'ere's something interesting, then
"This is such a great site that I have been known to sneak into an Internet cafe while out writing and check a fact rather than go into a bookshop and buy a copy of Harry Potter (which is embarrassing)."In the BBC version of the story, Rowling describes how the legal concerns caused by this "act of betrayal" had "decimated [her] creative work" and deprived her of the "will or the heart" to continue on her own Harry Potter encyclopedia. The New York Times take on the story, on the other hand, digs into it a little deeper, and reveals details suggesting that Rowling & Co. might be trying to establish not merely a lock on Harry himself and the various books Ms Rowling has written (which is the traditional definition of copyright), but total control over any conceivable books that might be written about a young English boy who's been packed off to a magical boarding school to learn the trade of wizardry, only to learn that sinister doings are afoot and he must learn to trust and believe in himself and his newfound power in order to save the entire school. Which no doubt has Jane Yolen's Henry of Wizard's Hall quaking in his slippers.

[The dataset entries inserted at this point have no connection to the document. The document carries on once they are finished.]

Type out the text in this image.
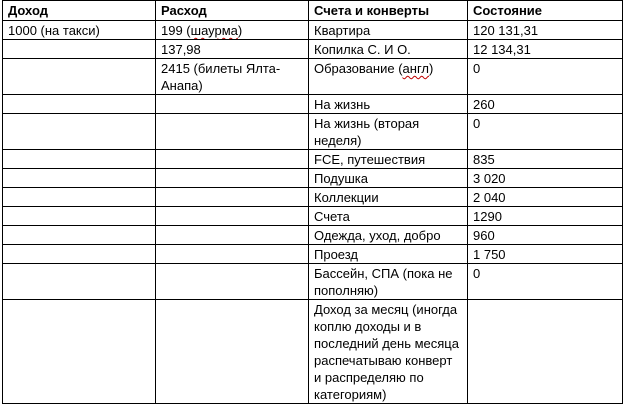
Доход	Расход	Счета и конверты	Состояние
1000 (на такси)	199 (шаурма)	Квартира	120 131,31
	137,98	Копилка С. И О.	12 134,31
	2415 (билеты Ялта-Анапа)	Образование (англ)	0
		На жизнь	260
		На жизнь (вторая неделя)	0
		FCE, путешествия	835
		Подушка	3 020
		Коллекции	2 040
		Счета	1290
		Одежда, уход, добро	960
		Проезд	1 750
		Бассейн, СПА (пока не пополняю)	0
		Доход за месяц (иногда коплю доходы и в последний день месяца распечатываю конверт и распределяю по категориям)	
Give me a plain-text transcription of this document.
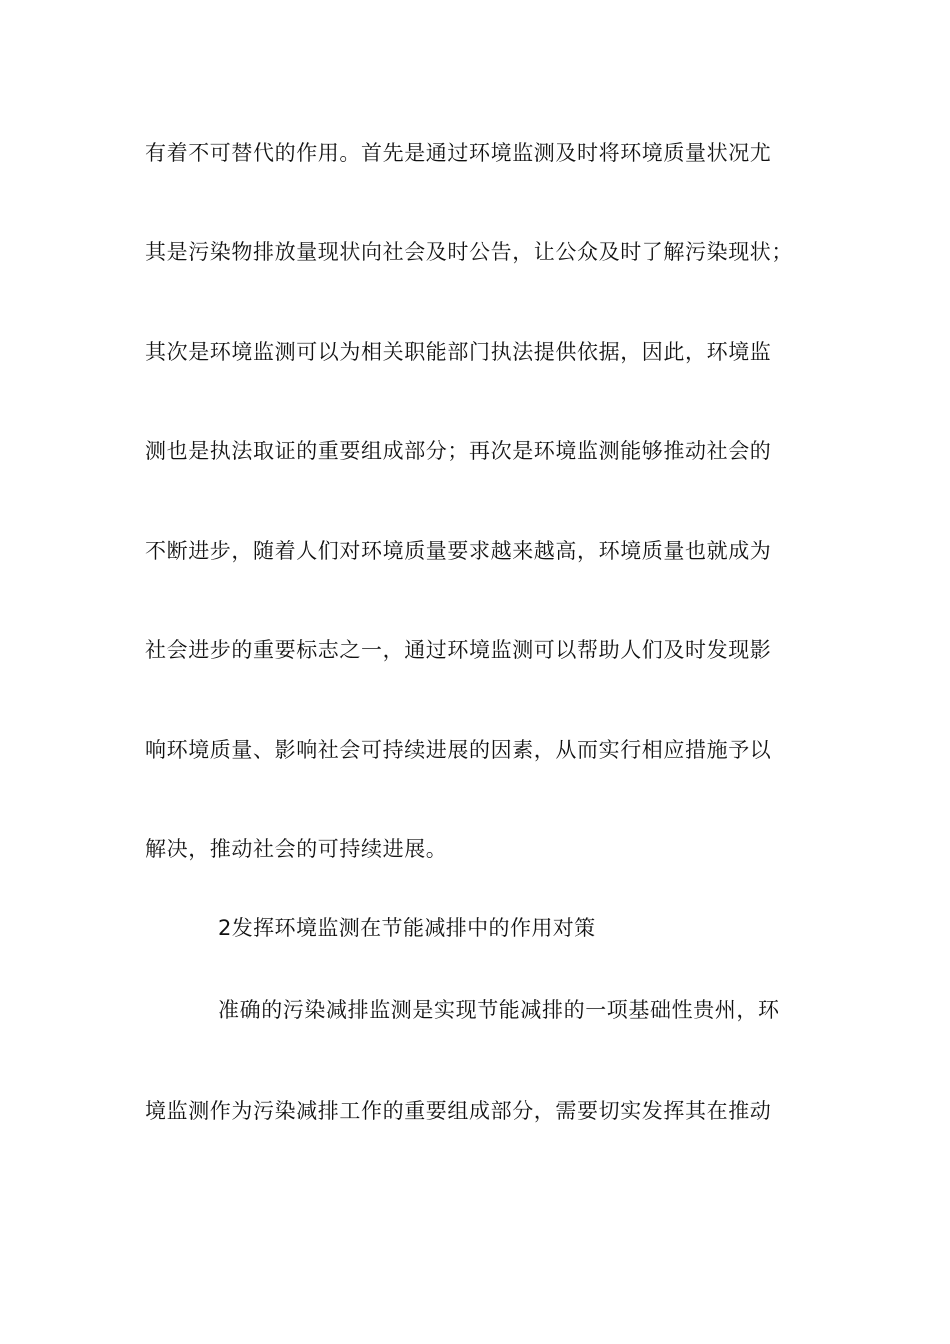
有着不可替代的作用。首先是通过环境监测及时将环境质量状况尤
其是污染物排放量现状向社会及时公告，让公众及时了解污染现状；
其次是环境监测可以为相关职能部门执法提供依据，因此，环境监
测也是执法取证的重要组成部分；再次是环境监测能够推动社会的
不断进步，随着人们对环境质量要求越来越高，环境质量也就成为
社会进步的重要标志之一，通过环境监测可以帮助人们及时发现影
响环境质量、影响社会可持续进展的因素，从而实行相应措施予以
解决，推动社会的可持续进展。
2发挥环境监测在节能减排中的作用对策
准确的污染减排监测是实现节能减排的一项基础性贵州，环
境监测作为污染减排工作的重要组成部分，需要切实发挥其在推动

Oh, wait. Except that Yolen's novel was published in 1991, a full six years before Harry Potter and The Philosopher's Stone first saw print.
In any case, this is a legal matter I will be watching with great interest, because if Rowling (and Warner Bros., don't forget Warner Bros.) wins, well, let's just say that anybody who's profited from using the word "cyberpunk" since 1980 better watch out.
Yee-hah! I'm gonna win the Lawsuit Lottery! I'll never have to work again!